For perspective, this is what Air New Zealand’s 10-abreast 777-300ER looks like. Image: Air New Zealand

British Airways’ Cuppa’ Charges

The draw of legacy carriers in Europe compared to the LCC competition has, at least in recent memory, been about service and soft product. Sure, Eurobiz doesn’t offer more legroom for business class passengers but you get a nice meal, right? For economy passengers in seats with comparable legroom, the rules about cabin baggage are reasonable, and an onboard snack was part of the offering. Not so anymore on British Airways. The carrier has shifted to a buy-on-board program for shorthaul economy. Charging for food is one thing, but charging for drinks – including the treasured cuppa’ – is a step too far in my view.

British Airways is clearly not seeing booking loyalty from offering complimentary onboard food on shorthaul flights, particularly with the competition it faces from easyJet and Ryanair. But the way the company is handling the change is certainly awful.

Unlike Cathay Pacific, which was blunt in admitting that its offering was uncompetitive from a revenue potential perspective, British Airways is holding firm with the claim that passengers were demanding to pay for food on board. The corporate message that these are positive changes rather than a bid by BA to seek a more favorable bottom line is disheartening.

Legacy carriers’ adoption of buy-on-board (BOB) programs has already played out in the United States.

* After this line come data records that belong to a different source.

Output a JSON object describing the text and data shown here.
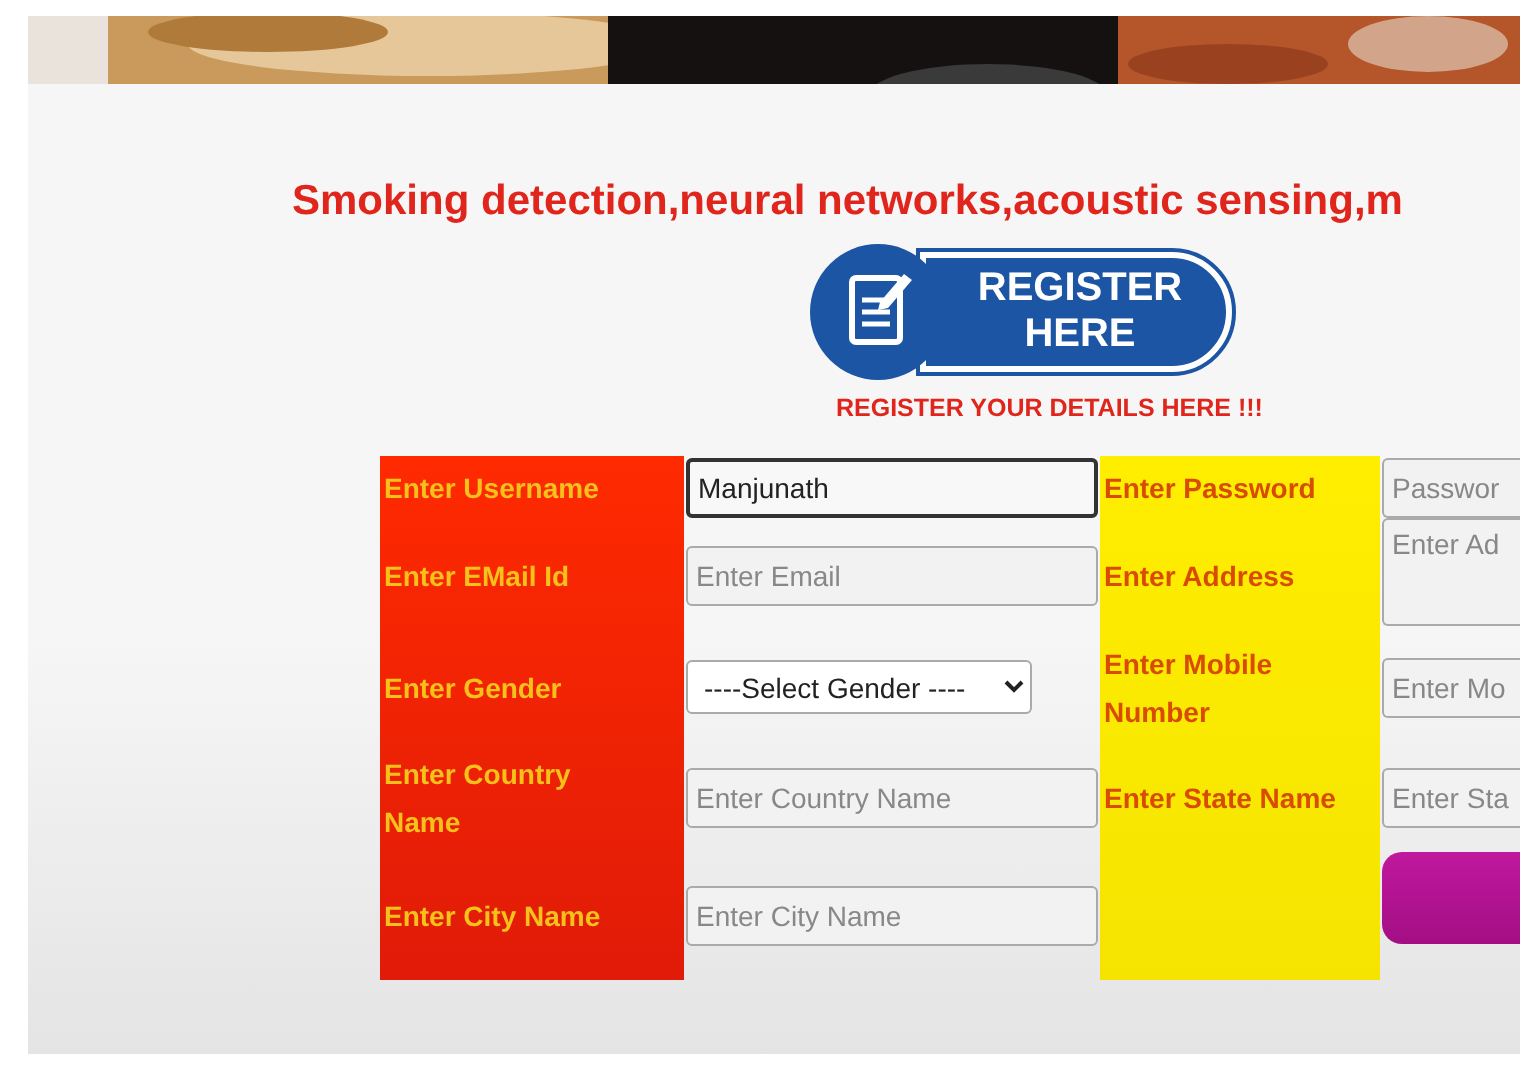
{
  "heading": "Smoking detection,neural networks,acoustic sensing,m",
  "register_logo": {
    "line_1": "REGISTER",
    "line_2": "HERE"
  },
  "subtitle": "REGISTER YOUR DETAILS HERE !!!",
  "form": {
    "left": [
      {
        "label": "Enter Username",
        "kind": "text",
        "value": "Manjunath",
        "focused": true
      },
      {
        "label": "Enter EMail Id",
        "kind": "text",
        "placeholder": "Enter Email",
        "focused": false
      },
      {
        "label": "Enter Gender",
        "kind": "select",
        "value": "----Select Gender ----"
      },
      {
        "label": "Enter Country Name",
        "kind": "text",
        "placeholder": "Enter Country Name",
        "focused": false
      },
      {
        "label": "Enter City Name",
        "kind": "text",
        "placeholder": "Enter City Name",
        "focused": false
      }
    ],
    "right": [
      {
        "label": "Enter Password",
        "kind": "text",
        "placeholder": "Passwor",
        "focused": false
      },
      {
        "label": "Enter Address",
        "kind": "textarea",
        "placeholder": "Enter Ad",
        "focused": false
      },
      {
        "label": "Enter Mobile Number",
        "kind": "text",
        "placeholder": "Enter Mo",
        "focused": false
      },
      {
        "label": "Enter State Name",
        "kind": "text",
        "placeholder": "Enter Sta",
        "focused": false
      },
      {
        "kind": "button"
      }
    ]
  }
}
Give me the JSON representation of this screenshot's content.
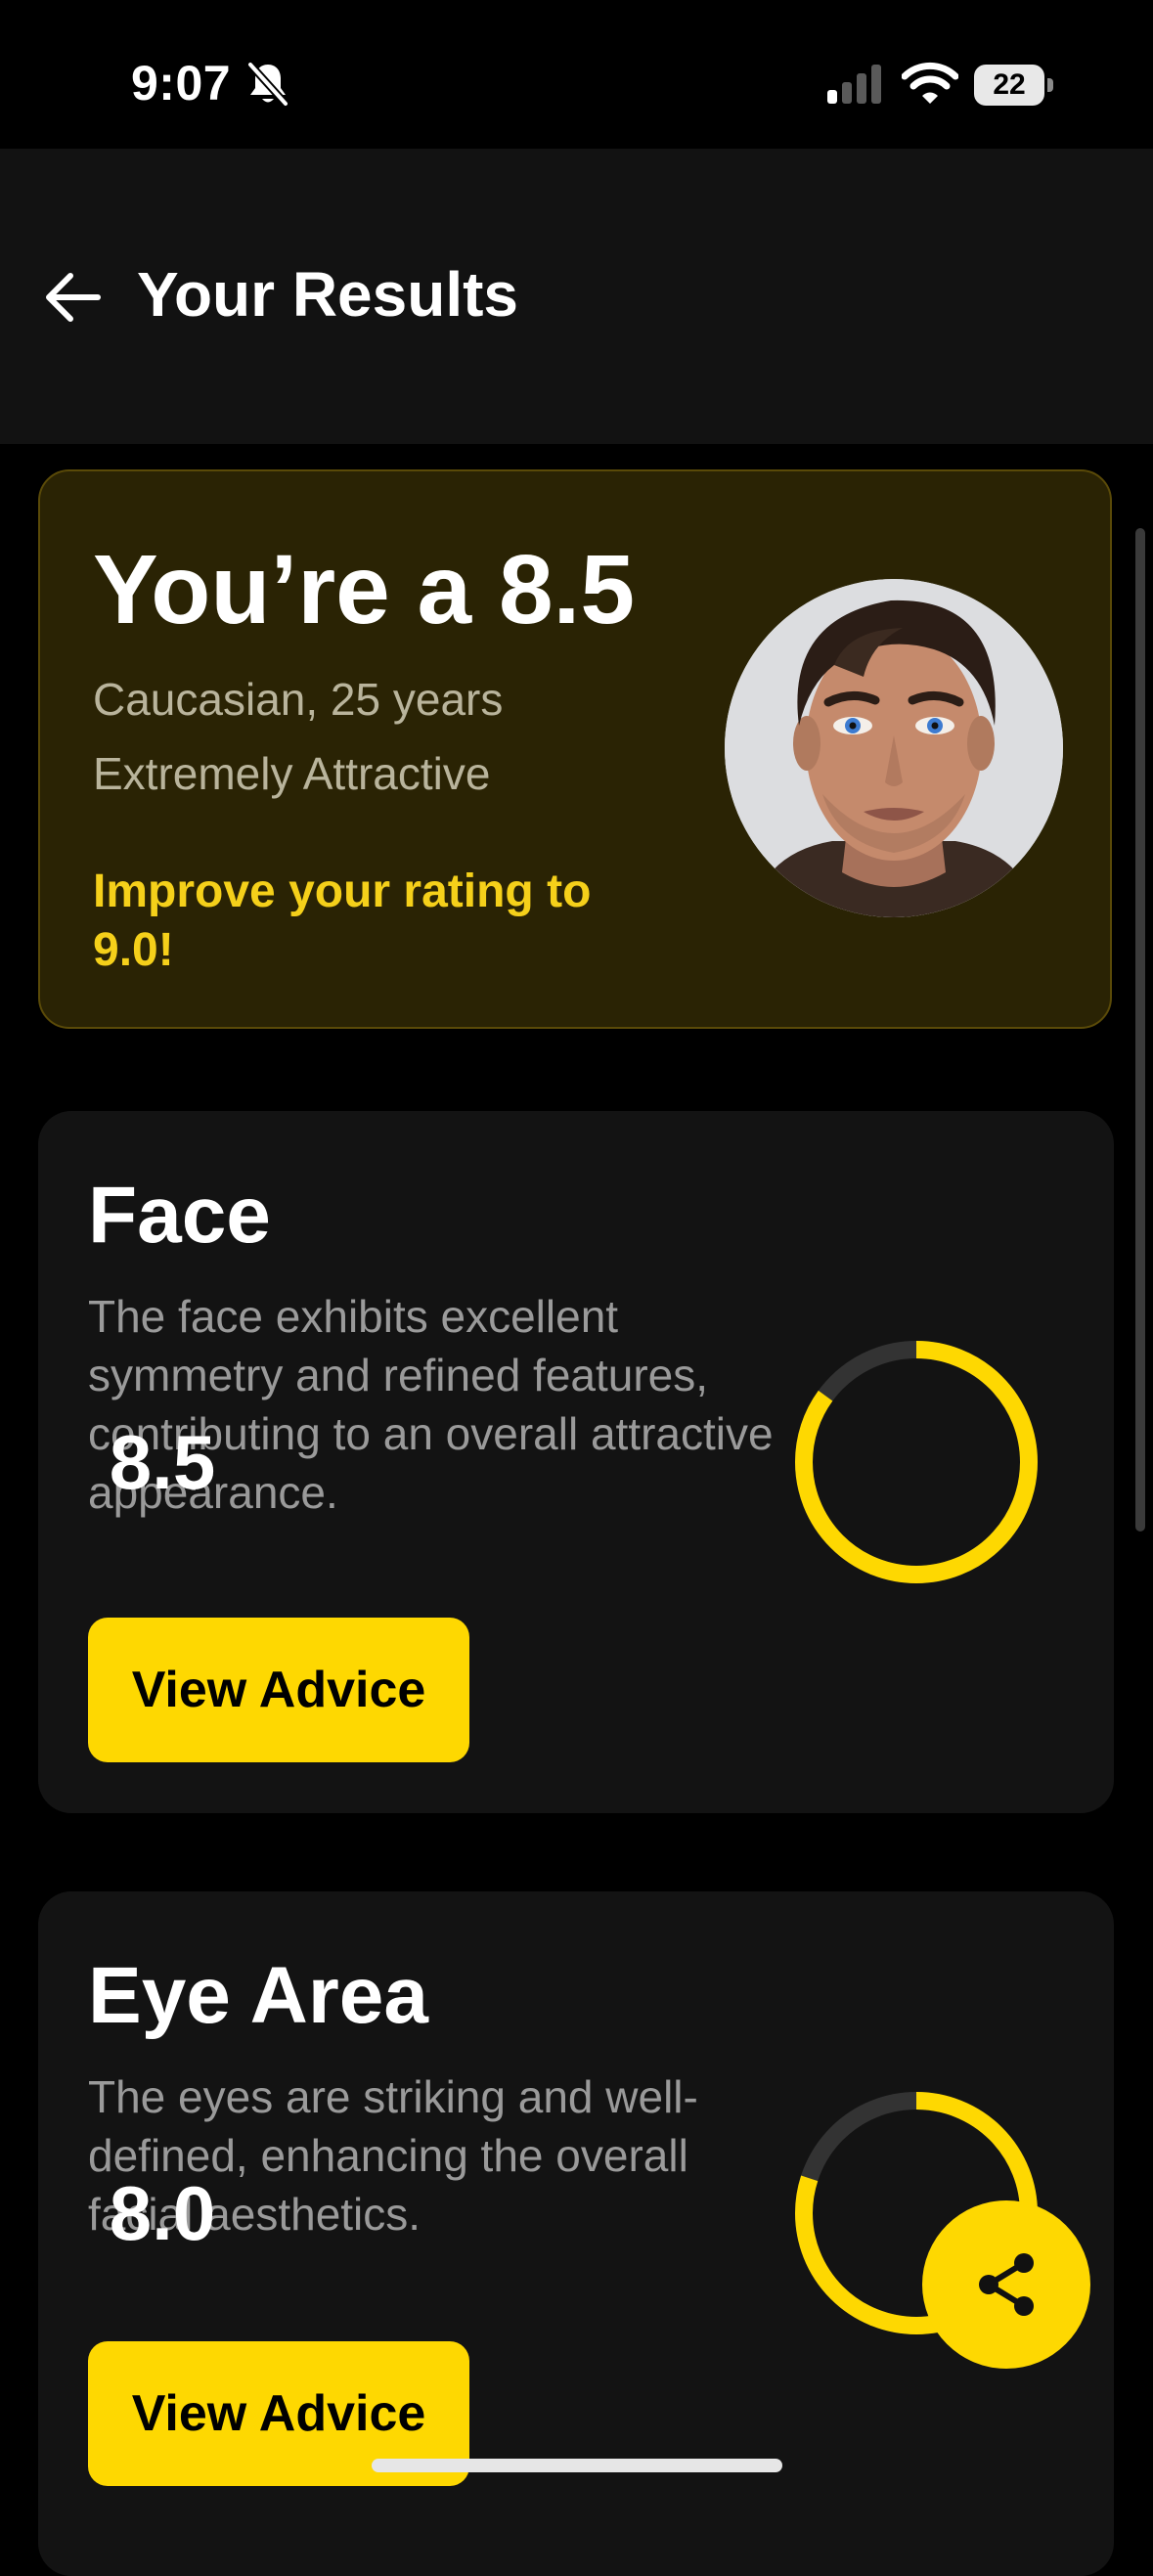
{
  "status_bar": {
    "time": "9:07",
    "battery": "22",
    "icons": [
      "bell-off-icon",
      "signal-icon",
      "wifi-icon",
      "battery-icon"
    ]
  },
  "header": {
    "title": "Your Results",
    "back_icon": "arrow-left-icon"
  },
  "hero": {
    "score_text": "You’re a 8.5",
    "subtitle_1": "Caucasian, 25 years",
    "subtitle_2": "Extremely Attractive",
    "cta": "Improve your rating to 9.0!",
    "avatar_icon": "user-portrait-avatar"
  },
  "metrics": [
    {
      "title": "Face",
      "description": "The face exhibits excellent symmetry and refined features, contributing to an overall attractive appearance.",
      "score_label": "8.5",
      "score": 8.5,
      "max_score": 10,
      "button_label": "View Advice"
    },
    {
      "title": "Eye Area",
      "description": "The eyes are striking and well-defined, enhancing the overall facial aesthetics.",
      "score_label": "8.0",
      "score": 8.0,
      "max_score": 10,
      "button_label": "View Advice"
    }
  ],
  "share_icon": "share-icon",
  "colors": {
    "accent": "#fed801",
    "accent_text": "#f5d01a",
    "background": "#000000",
    "card": "#131313",
    "hero_card": "#2a2304",
    "ring_track": "#333333"
  }
}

Six years ago, Continental Airlines introduced BOB and ceased its “meals at mealtimes” campaign, later admitting that free meals were a $35 million annual item and “that economy-class customers have not selected airlines based on free meals”.

Of course, the cyclical nature of the industry – and record profits among US carriers driven by lower fuel prices – have seen free snacks return in the US market with much fanfare and marketing hype. Delta has even brought back free meals for its longest domestic flights to Hawaii. But the hold-outs remain with low-cost carriers Spirit, Frontier and Allegiant charging for everything on board, much the way the European LCCs, and now British Airways, do.

Maybe it is my fault

But here’s the hard part – I’m part of the problem. I’m incredibly price-sensitive in my purchasing decisions. I recently flew easyJet and was quite happy to pay a few quid on board for a hot combo meal because I had that option and the overall price was right.

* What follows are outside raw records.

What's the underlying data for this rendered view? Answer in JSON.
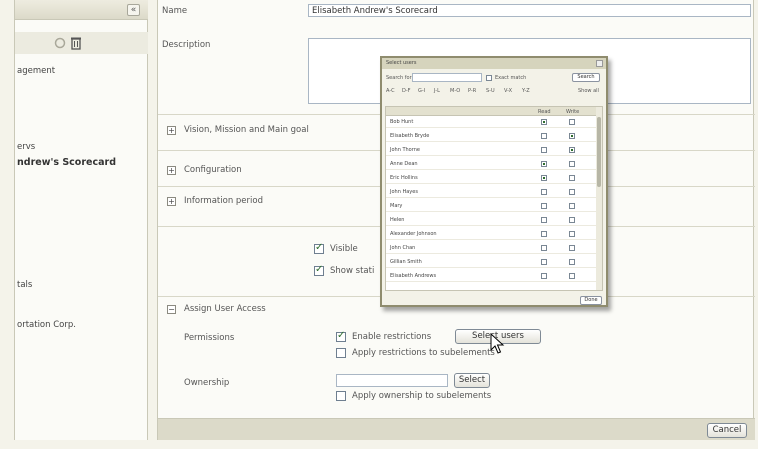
{
  "sidebar": {
    "collapse_glyph": "«",
    "items": [
      {
        "text": "agement"
      },
      {
        "text": "ervs"
      },
      {
        "text": "ndrew's Scorecard"
      },
      {
        "text": "tals"
      },
      {
        "text": "ortation Corp."
      }
    ]
  },
  "form": {
    "name_label": "Name",
    "name_value": "Elisabeth Andrew's Scorecard",
    "description_label": "Description",
    "sections": {
      "vision": "Vision, Mission and Main goal",
      "configuration": "Configuration",
      "information_period": "Information period",
      "assign_access": "Assign User Access"
    },
    "visible_label": "Visible",
    "show_label": "Show stati",
    "permissions_label": "Permissions",
    "enable_restrictions": "Enable restrictions",
    "select_users_button": "Select users",
    "apply_restrictions": "Apply restrictions to subelements",
    "ownership_label": "Ownership",
    "select_button": "Select",
    "apply_ownership": "Apply ownership to subelements",
    "cancel_button": "Cancel"
  },
  "popup": {
    "title": "Select users",
    "search_label": "Search for",
    "exact_match": "Exact match",
    "search_button": "Search",
    "letter_filters": [
      "A-C",
      "D-F",
      "G-I",
      "J-L",
      "M-O",
      "P-R",
      "S-U",
      "V-X",
      "Y-Z",
      "Show all"
    ],
    "col_read": "Read",
    "col_write": "Write",
    "users": [
      {
        "name": "Bob Hunt",
        "read": true,
        "write": false
      },
      {
        "name": "Elisabeth Bryde",
        "read": false,
        "write": true
      },
      {
        "name": "John Thorne",
        "read": false,
        "write": true
      },
      {
        "name": "Anne Dean",
        "read": true,
        "write": false
      },
      {
        "name": "Eric Hollins",
        "read": true,
        "write": false
      },
      {
        "name": "John Hayes",
        "read": false,
        "write": false
      },
      {
        "name": "Mary",
        "read": false,
        "write": false
      },
      {
        "name": "Helen",
        "read": false,
        "write": false
      },
      {
        "name": "Alexander Johnson",
        "read": false,
        "write": false
      },
      {
        "name": "John Chan",
        "read": false,
        "write": false
      },
      {
        "name": "Gillian Smith",
        "read": false,
        "write": false
      },
      {
        "name": "Elisabeth Andrews",
        "read": false,
        "write": false
      }
    ],
    "done_button": "Done"
  }
}
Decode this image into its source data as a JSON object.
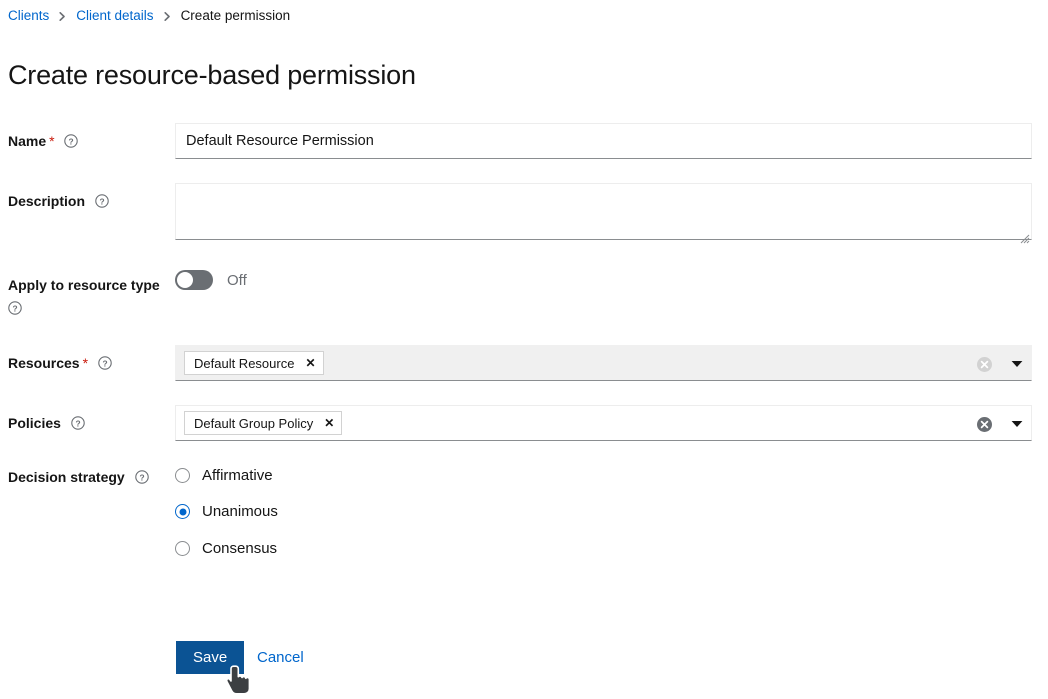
{
  "breadcrumb": {
    "items": [
      {
        "label": "Clients",
        "link": true
      },
      {
        "label": "Client details",
        "link": true
      },
      {
        "label": "Create permission",
        "link": false
      }
    ]
  },
  "page_title": "Create resource-based permission",
  "form": {
    "name": {
      "label": "Name",
      "required_marker": "*",
      "value": "Default Resource Permission",
      "placeholder": ""
    },
    "description": {
      "label": "Description",
      "value": "",
      "placeholder": ""
    },
    "apply_to_resource_type": {
      "label": "Apply to resource type",
      "state_label": "Off",
      "checked": false
    },
    "resources": {
      "label": "Resources",
      "required_marker": "*",
      "chips": [
        {
          "label": "Default Resource",
          "remove_label": "✕"
        }
      ],
      "disabled": true
    },
    "policies": {
      "label": "Policies",
      "chips": [
        {
          "label": "Default Group Policy",
          "remove_label": "✕"
        }
      ],
      "disabled": false
    },
    "decision_strategy": {
      "label": "Decision strategy",
      "options": [
        {
          "label": "Affirmative",
          "selected": false
        },
        {
          "label": "Unanimous",
          "selected": true
        },
        {
          "label": "Consensus",
          "selected": false
        }
      ]
    }
  },
  "actions": {
    "save_label": "Save",
    "cancel_label": "Cancel"
  },
  "colors": {
    "link": "#0066cc",
    "primary_button": "#0b5394",
    "required": "#c9190b",
    "switch_off": "#6a6e73",
    "radio_selected": "#0066cc"
  }
}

I’m the person who will choose to save $10 on a ticket rather than get the free meal on board BA for a short-hop flight. I can even handle not getting a free soda on board; typically I don’t drink one anyways as I’ve got a water bottle with me.

Moreover, I hate 10-abreast on the 777 but if the price is right I know I’ll buy that seat again to get where I’m going. I know me.

Part of me wants to be mad at the cuts as I know they’re bad news overall. But I also know that when the price is right I’m going to buy the competing product almost every time, mostly because I’ve already done exactly that. And I’m not going to change. That the airlines are finally catching up with my behavior is disappointing, I suppose, but I am getting exactly what I’ve asked for and not an inkling more.